I'll redo the list: 

1. Keep my scholarship;
2. Do an awesome research and a good dissertation;
3. Get the USA Embassy visa to spend another American summer, figuring out what I want to do with my life after I return (phD?, job?, internship? another MA program?, psychotherapy module?, Iasi?, Constanta?, Cluj?, Timisoara?);
        For USA I have a very long wishlist: Seattle, San Francisco (Stanford University), Las Vegas (Grand Canyon), Washington (Holocaust Museum), New York and Boston.
I'll be happy if I check off the list Stanford University, Grand Canyon and Yellowstone, Boston and San Francisco.

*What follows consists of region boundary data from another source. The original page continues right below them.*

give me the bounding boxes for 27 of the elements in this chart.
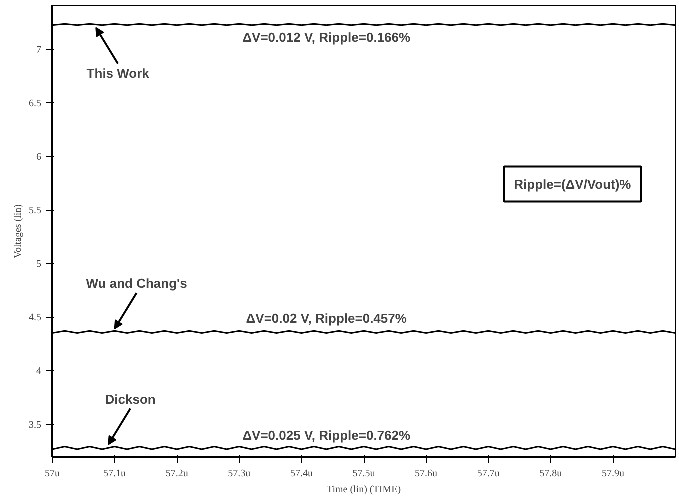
annotation: Dickson bbox=[105, 392, 156, 407]
x-tick-label: 57.9u bbox=[602, 468, 624, 480]
annotation: ΔV=0.02 V, Ripple=0.457% bbox=[246, 311, 408, 326]
x-tick-label: 57.1u bbox=[104, 468, 126, 480]
annotation: ΔV=0.025 V, Ripple=0.762% bbox=[242, 428, 411, 443]
y-tick-label: 6 bbox=[36, 152, 42, 164]
annotation: Wu and Chang's bbox=[86, 276, 188, 292]
x-tick-label: 57.5u bbox=[352, 468, 376, 480]
y-tick-label: 7 bbox=[36, 44, 42, 56]
annotation: ΔV=0.012 V, Ripple=0.166% bbox=[242, 30, 411, 45]
x-tick-label: 57.3u bbox=[228, 468, 251, 480]
y-tick-label: 3.5 bbox=[29, 420, 42, 431]
x-tick-label: 57.6u bbox=[415, 468, 438, 480]
annotation: Ripple=(ΔV/Vout)% bbox=[514, 176, 632, 192]
x-tick-label: 57.8u bbox=[540, 468, 562, 480]
x-tick-label: 57.4u bbox=[290, 468, 313, 480]
x-tick-label: 57.7u bbox=[477, 468, 500, 480]
y-tick-label: 6.5 bbox=[29, 98, 42, 110]
y-tick-label: 4.5 bbox=[29, 312, 42, 324]
y-tick-label: 4 bbox=[36, 366, 42, 378]
annotation: This Work bbox=[86, 66, 150, 81]
x-axis-title: Time (lin) (TIME) bbox=[326, 484, 402, 496]
y-axis-title: Voltages (lin) bbox=[13, 204, 24, 258]
y-tick-label: 5 bbox=[36, 259, 42, 270]
x-tick-label: 57u bbox=[45, 468, 60, 480]
x-tick-label: 57.2u bbox=[166, 468, 188, 480]
y-tick-label: 5.5 bbox=[29, 206, 42, 217]
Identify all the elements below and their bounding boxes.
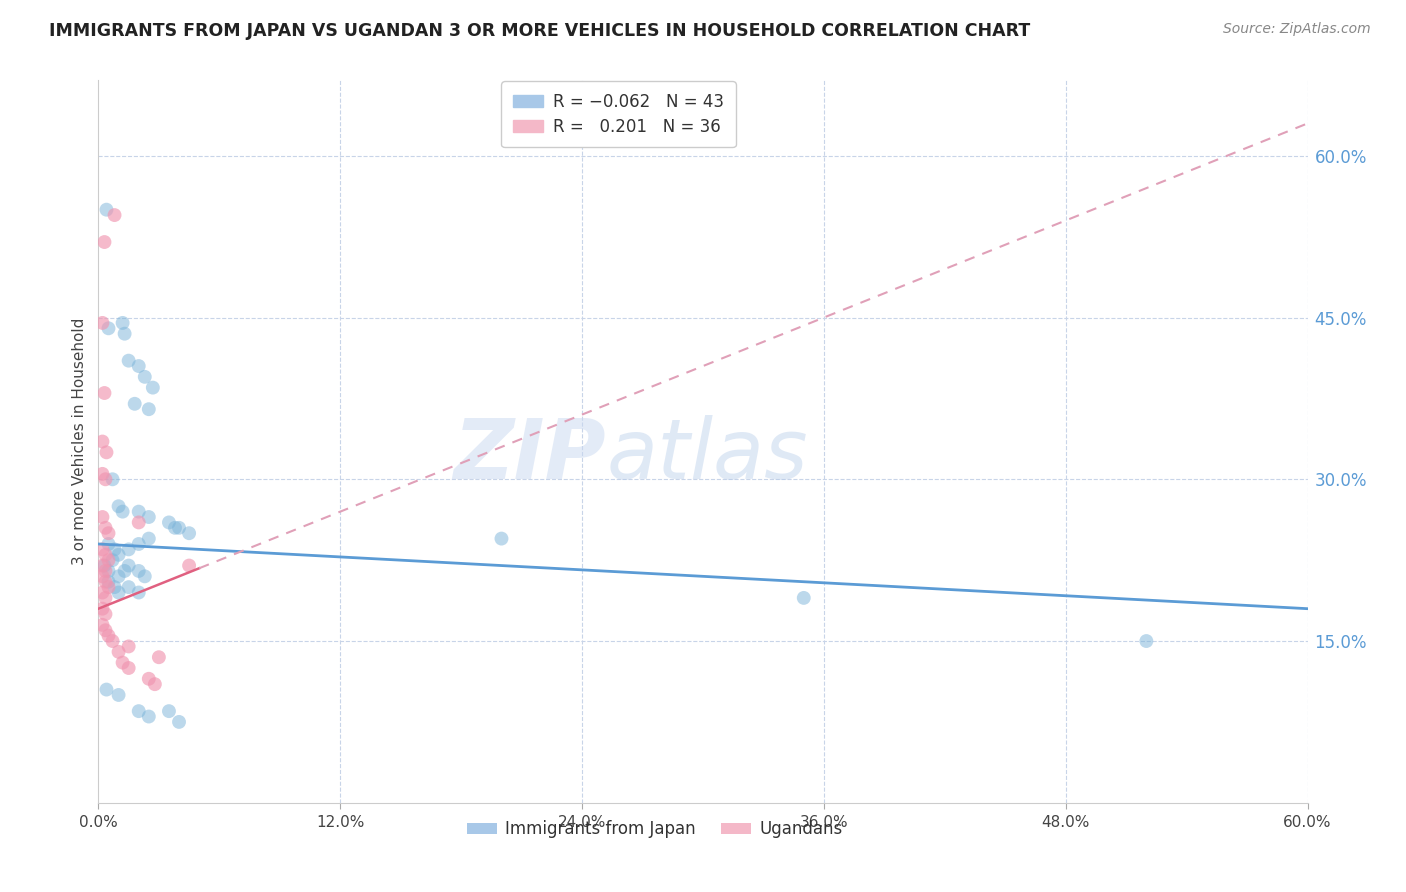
Point — [107, 548, 129, 562]
Point — [91, 467, 114, 481]
Point — [179, 526, 201, 541]
Point — [91, 558, 114, 573]
Point — [97, 553, 120, 567]
Point — [107, 500, 129, 514]
Point — [142, 381, 165, 395]
Point — [97, 580, 120, 594]
Point — [128, 704, 150, 718]
Point — [128, 585, 150, 599]
Point — [134, 569, 156, 583]
Point — [107, 569, 129, 583]
Point — [111, 656, 134, 670]
Point — [114, 326, 136, 341]
Point — [93, 558, 115, 573]
Point — [91, 434, 114, 449]
Point — [118, 542, 141, 557]
Point — [138, 532, 160, 546]
Point — [91, 542, 114, 557]
Point — [128, 359, 150, 373]
Point — [97, 321, 120, 335]
Point — [94, 521, 117, 535]
Point — [163, 521, 186, 535]
Point — [179, 558, 201, 573]
Point — [94, 548, 117, 562]
Point — [157, 704, 180, 718]
Point — [103, 580, 125, 594]
Point — [96, 202, 118, 217]
Text: atlas: atlas — [606, 416, 808, 497]
Point — [111, 316, 134, 330]
Point — [101, 553, 124, 567]
Point — [128, 505, 150, 519]
Legend: Immigrants from Japan, Ugandans: Immigrants from Japan, Ugandans — [460, 814, 849, 845]
Point — [101, 634, 124, 648]
Point — [107, 688, 129, 702]
Point — [94, 607, 117, 621]
Point — [97, 629, 120, 643]
Point — [124, 397, 146, 411]
Point — [793, 591, 815, 605]
Text: ZIP: ZIP — [454, 416, 606, 497]
Point — [118, 661, 141, 675]
Point — [97, 537, 120, 551]
Point — [107, 645, 129, 659]
Point — [101, 472, 124, 486]
Point — [118, 640, 141, 654]
Point — [167, 521, 190, 535]
Point — [118, 353, 141, 368]
Point — [94, 591, 117, 605]
Text: IMMIGRANTS FROM JAPAN VS UGANDAN 3 OR MORE VEHICLES IN HOUSEHOLD CORRELATION CHA: IMMIGRANTS FROM JAPAN VS UGANDAN 3 OR MO… — [49, 22, 1031, 40]
Point — [97, 526, 120, 541]
Point — [91, 618, 114, 632]
Point — [128, 516, 150, 530]
Point — [118, 558, 141, 573]
Point — [134, 369, 156, 384]
Point — [91, 601, 114, 615]
Point — [91, 510, 114, 524]
Point — [167, 714, 190, 729]
Point — [91, 585, 114, 599]
Point — [94, 574, 117, 589]
Point — [138, 672, 160, 686]
Point — [143, 677, 166, 691]
Point — [107, 585, 129, 599]
Point — [138, 709, 160, 723]
Point — [94, 624, 117, 638]
Point — [138, 402, 160, 417]
Point — [128, 564, 150, 578]
Point — [138, 510, 160, 524]
Point — [91, 569, 114, 583]
Point — [96, 682, 118, 697]
Point — [103, 208, 125, 222]
Point — [93, 386, 115, 401]
Point — [128, 537, 150, 551]
Y-axis label: 3 or more Vehicles in Household: 3 or more Vehicles in Household — [72, 318, 87, 566]
Point — [157, 516, 180, 530]
Point — [103, 542, 125, 557]
Point — [96, 445, 118, 459]
Point — [97, 574, 120, 589]
Point — [114, 564, 136, 578]
Text: Source: ZipAtlas.com: Source: ZipAtlas.com — [1223, 22, 1371, 37]
Point — [1135, 634, 1157, 648]
Point — [491, 532, 513, 546]
Point — [94, 472, 117, 486]
Point — [118, 580, 141, 594]
Point — [91, 316, 114, 330]
Point — [94, 564, 117, 578]
Point — [97, 564, 120, 578]
Point — [148, 650, 170, 665]
Point — [93, 235, 115, 249]
Point — [111, 505, 134, 519]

4. Manage better my time (and go to bed before 2 a.m.);
5. Go to the gym (get fit) !!!
6. Eat healthy and drink water;
7. Read a lot;
8. Watch classic movies (any suggestion where I can find some?) and watch the new ones only at the cinema, with friends;
9. Go to lots of concerts;
10. Find an internship abroad and/or a volunteering opportunity abroad;
11. Visit A. at Cluj;
12. Enjoy France and Paris with M.!!!
13. Go on a short trip with my gals somewhere in Moldova;
14. Make a difference;
15. Contribute to the ASFI's growth and of its HR department;

...and, of course, LIVE, LOVE and LAUGH !!!